In the US version, a second section is included that deal with what the judicial power entails, its power over disputes between states, and its appellate nature. But in the Confederate States of America version, notice the absence of Article III Section 2. When Rhett and his friends on the Constitutional Committee in Montgomery reported out the constitution, there had been a debate as to whether the state or a “federal” court had the final word on what was constitutional, and how disputes among states, and citizens of different states should be decided. Remember, these people wanted states to have the power. So they just left that part out.

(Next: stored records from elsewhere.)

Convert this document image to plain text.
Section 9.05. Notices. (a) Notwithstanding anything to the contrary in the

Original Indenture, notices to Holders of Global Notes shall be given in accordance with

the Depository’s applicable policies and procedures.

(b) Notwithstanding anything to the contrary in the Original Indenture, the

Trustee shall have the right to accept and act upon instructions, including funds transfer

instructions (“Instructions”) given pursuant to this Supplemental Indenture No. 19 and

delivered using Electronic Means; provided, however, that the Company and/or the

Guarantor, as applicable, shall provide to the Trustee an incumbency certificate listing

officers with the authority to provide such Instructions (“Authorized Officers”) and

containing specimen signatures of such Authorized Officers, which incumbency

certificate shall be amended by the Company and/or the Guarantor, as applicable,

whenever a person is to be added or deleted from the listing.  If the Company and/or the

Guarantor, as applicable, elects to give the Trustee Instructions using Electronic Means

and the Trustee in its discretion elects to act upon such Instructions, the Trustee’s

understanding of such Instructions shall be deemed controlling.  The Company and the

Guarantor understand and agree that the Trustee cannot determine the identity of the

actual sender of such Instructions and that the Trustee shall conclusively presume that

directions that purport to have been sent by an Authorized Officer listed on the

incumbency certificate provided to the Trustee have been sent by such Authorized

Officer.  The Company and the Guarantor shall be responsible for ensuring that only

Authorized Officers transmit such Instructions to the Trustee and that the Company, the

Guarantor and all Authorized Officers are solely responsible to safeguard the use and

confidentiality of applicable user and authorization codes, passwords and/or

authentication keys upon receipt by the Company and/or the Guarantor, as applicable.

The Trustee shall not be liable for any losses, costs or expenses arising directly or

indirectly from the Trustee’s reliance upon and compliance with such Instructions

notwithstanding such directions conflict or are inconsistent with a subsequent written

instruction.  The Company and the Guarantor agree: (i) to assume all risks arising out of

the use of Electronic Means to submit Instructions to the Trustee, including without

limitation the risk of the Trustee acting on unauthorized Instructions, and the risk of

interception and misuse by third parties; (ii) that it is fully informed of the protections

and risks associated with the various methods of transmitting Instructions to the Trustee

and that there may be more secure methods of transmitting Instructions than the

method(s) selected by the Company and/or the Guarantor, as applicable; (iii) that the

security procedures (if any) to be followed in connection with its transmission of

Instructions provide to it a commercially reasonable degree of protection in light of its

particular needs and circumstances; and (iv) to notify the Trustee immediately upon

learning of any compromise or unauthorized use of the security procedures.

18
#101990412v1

The fundamental issue is the question of judicial review. Regional courts remained in action and were very careful and serious about precedents from the “old” system. Mostly, the previous judges continued to serve and seriously tried to preserve justice as they best could. The state supreme courts issued numerous decisions interpreting the Confederate States of America Constitution, often using US SCOTUS precedents. The state courts repeatedly upheld strong powers of the Confederate Congress, especially on military matters.
Baron De Montesquieu, Charles-Louis de Secondat (1689-1755) was a political philosopher and jurist. He understood clearly the use and abuse of the court system. He practiced law for many years under the strong central rule of Louis XIV. The necessity of separation of powers was crystal clear to him. He set out his ideas in L’Espirit de la Loix, or the Spirit of the Laws, which described many of his groundbreaking philosophical ideas. Consequently his philosophy included: Rulers should have limited powers and bound to follow the law, and the power of government must be limited.
It would not have surprised him in the least that a confederation in which state executives wanted to hold onto power would create huge problems in national level issues. His principle was that so that attempts by one branch of government to infringe on political liberty should be restrained by the other branches (checks and balances). Without separation of powers, political liberty is at risk.
States can not solve judicial problems one by one without precedent. Their potential to overstep their bounds was seen over and over. Certain governors, especially of Georgia, was a serious problem for other states to work with.